Robert Gordon, Direktor des Gesundheitsministeriums von Michigan, sagte, das Personal sei dünn gestreckt und der Staat habe ein veraltetes Datenmeldesystem, was zur langsamen Reaktion des Staates bei der Bereitstellung der Informationen beitrage.

“Mein Verdacht ist, dass es Staaten gibt, die in der Lage waren, die Berichterstattung über ihre eigenen Krankheitsüberwachungssysteme zu automatisieren”, sagte Gordon während der Anhörung. “Das ist einfach nichts, wozu wir in der Lage waren.”

Was wir wussten

Frühere vom Staat veröffentlichte Daten gaben eintägige Schnappschüsse in Pflegeheimen. Es gab die aktuelle Anzahl von Coronavirus-Fällen bei Bewohnern von Pflegeeinrichtungen an, es fehlte jedoch die kumulierte Anzahl von Bewohnern in jeder Einrichtung, die sich mit dem Virus infiziert hatten, die Anzahl der geborgenen Bewohner und die Anzahl der Verstorbenen.

Aufgrund des Mangels an landesweiten Daten, einschließlich der Todesfälle, ist die tatsächliche Zahl der Viren bei den Bewohnern von Pflegeheimen immer noch unbekannt.

Einige örtliche Gesundheitsämter haben spezifischere Nummern angegeben. Detroit begann vor mehr als einem Monat mit der Veröffentlichung detaillierter Daten zu den 26 Pflegeheimen der Stadt, nachdem in allen Einrichtungen umfangreiche Tests durchgeführt worden waren.

Viele andere Staaten haben kumulative Fall- und Todesdaten im Zusammenhang mit Pflegeheimen bereitgestellt.

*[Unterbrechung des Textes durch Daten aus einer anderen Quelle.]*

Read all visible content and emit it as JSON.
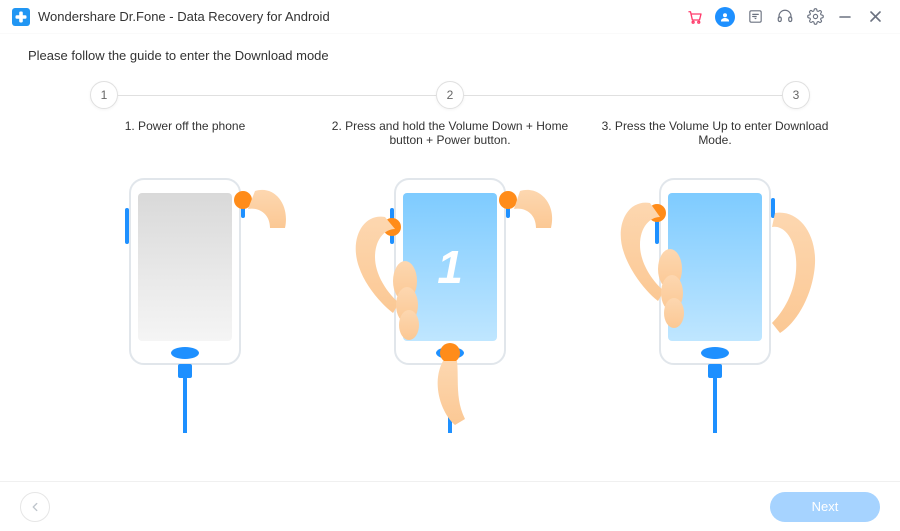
{
  "titlebar": {
    "title": "Wondershare Dr.Fone - Data Recovery for Android"
  },
  "guide": {
    "prompt": "Please follow the guide to enter the Download mode",
    "steps": {
      "s1": {
        "num": "1",
        "text": "1. Power off the phone"
      },
      "s2": {
        "num": "2",
        "text": "2. Press and hold the Volume Down + Home button + Power button."
      },
      "s3": {
        "num": "3",
        "text": "3. Press the Volume Up to enter Download Mode."
      }
    }
  },
  "footer": {
    "next_label": "Next"
  }
}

“Wir begrüßen die Entscheidung des Gouverneurs, kumulative Daten zu COVID-Fällen in Pflegeheimen zu veröffentlichen”, sagte Andrea Acevedo, Präsidentin von SEIU Healthcare Michigan. “Bis zu diesem Zeitpunkt war es schwierig, auf der Grundlage öffentlich zugänglicher Informationen Schlussfolgerungen zu ziehen. Der Vergleich der Fallzahlen mit den Aussagen unserer Mitarbeiter in Privathaushalten hilft uns, Entscheidungen zu treffen und die Arbeitgeber für Themen wie verfügbare (persönliche Schutzausrüstung) und Gefahrenzahlung zur Rechenschaft zu ziehen und Infektionskontrolle in Pflegeheimen. “

Entladen

Einige republikanische und demokratische Gesetzgeber in Michigan haben die Entscheidung kritisiert, COVID-19-positive Bewohner in denselben Pflegeheimen wie nicht infizierte Menschen unterzubringen, auch wenn sie getrennt sind. Der Umzug schaffe eine unsichere Situation für Senioren, argumentierten sie.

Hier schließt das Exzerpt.